The other Black Harbour regulars also are Canadian: Joseph Ziegler (Side Effects) plays the brother, Alex Carter (Traders) the former boyfriend, Halifax actors Joan Gregson as the mother and Rhonda Mclean as Carter’s wife, a manic depressive controlled by drugs, who suspects her husband of infidelity.
The few guest roles in the first 13 episodes also will be filled by Canadians: chiefly Sara Botsford (E.N.G.), as the chef’s LA. partner pleading with her to return to accept the offer of a Martha Stewart-type TV and publishing career, and Marina Orisini, Quebec’s reigning drama star, playing an American yacht designer.
The series employs nearly 100 people, excluding extras, and the small communities where they film are enjoying Black Harbour’s infusion of cash during a usually slow off-season period.
And Grigsby notes, ‘We set the series here before Nova Scotia became a hotbed of production, before (the province’s film production) tax credits.”
Black Harbour will have some serious plot fun referring to the growing number of American movies now being filmed in Nova Scotia, says Grigsby
“One episode will deal with an American TV-movie rolling into town, all the people Katherine and Nick turned their backs on, an he gets back into that world when he’s asked to direct second unit on that show – the push and pull of what he’s doing now and what he did then.”
CBC programmers are reputed to make decisions slowly. But Grigsby and Samuels sold the series to CBC on the basis of two scripts, having made their first pitch 18 months ago.

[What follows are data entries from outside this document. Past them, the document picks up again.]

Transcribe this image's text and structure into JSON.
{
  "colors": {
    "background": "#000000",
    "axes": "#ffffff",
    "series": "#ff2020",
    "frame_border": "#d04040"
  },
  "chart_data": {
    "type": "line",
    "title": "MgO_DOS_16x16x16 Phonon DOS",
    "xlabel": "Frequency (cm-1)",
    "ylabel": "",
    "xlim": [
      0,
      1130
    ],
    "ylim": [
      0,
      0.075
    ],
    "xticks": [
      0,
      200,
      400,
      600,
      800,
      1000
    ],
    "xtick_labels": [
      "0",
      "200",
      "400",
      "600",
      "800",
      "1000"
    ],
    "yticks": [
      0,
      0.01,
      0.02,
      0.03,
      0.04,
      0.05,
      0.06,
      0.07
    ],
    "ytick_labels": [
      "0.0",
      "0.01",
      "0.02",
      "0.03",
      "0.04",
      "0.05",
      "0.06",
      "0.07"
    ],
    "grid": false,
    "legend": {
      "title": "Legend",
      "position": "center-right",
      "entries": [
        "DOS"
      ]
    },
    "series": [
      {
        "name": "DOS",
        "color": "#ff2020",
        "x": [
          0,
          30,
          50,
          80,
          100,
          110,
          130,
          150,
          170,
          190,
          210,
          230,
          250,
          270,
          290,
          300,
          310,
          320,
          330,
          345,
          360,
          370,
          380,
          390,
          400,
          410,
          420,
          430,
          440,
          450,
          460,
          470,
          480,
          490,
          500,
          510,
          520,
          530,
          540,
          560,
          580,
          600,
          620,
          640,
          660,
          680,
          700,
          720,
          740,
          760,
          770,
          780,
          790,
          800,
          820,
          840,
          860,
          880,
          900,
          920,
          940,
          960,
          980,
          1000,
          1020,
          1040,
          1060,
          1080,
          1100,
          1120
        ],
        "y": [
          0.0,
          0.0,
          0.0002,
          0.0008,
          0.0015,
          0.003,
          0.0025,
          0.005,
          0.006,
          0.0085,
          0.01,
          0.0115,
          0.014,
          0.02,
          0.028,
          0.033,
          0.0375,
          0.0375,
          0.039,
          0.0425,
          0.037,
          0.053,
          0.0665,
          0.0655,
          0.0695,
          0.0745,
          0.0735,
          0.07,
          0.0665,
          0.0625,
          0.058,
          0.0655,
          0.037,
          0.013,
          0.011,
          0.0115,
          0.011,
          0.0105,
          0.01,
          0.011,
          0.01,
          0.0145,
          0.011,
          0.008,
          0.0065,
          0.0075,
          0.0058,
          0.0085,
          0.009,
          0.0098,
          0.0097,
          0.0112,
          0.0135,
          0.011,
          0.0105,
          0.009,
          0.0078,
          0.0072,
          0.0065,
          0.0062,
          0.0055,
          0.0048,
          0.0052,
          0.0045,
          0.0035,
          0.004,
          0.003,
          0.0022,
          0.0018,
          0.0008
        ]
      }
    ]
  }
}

What took longer, the pair says was securing an Investment from Telefilm Canada. “CBC was interested,” says Grigsby, “but back in April Telefilm was saying, ‘Can we get an American star in this? It will help us if you have a star that will help you get an American sale. That’s how we’re going to get our taxpayer dollars back’ This came at a critical period for Telefilm.” Grigsby and Samuels stuck to their plans and Telefilm relented. Other investors are the Cable Production Fund, the Nova Scotia Development Corp. and Rogers Telefund.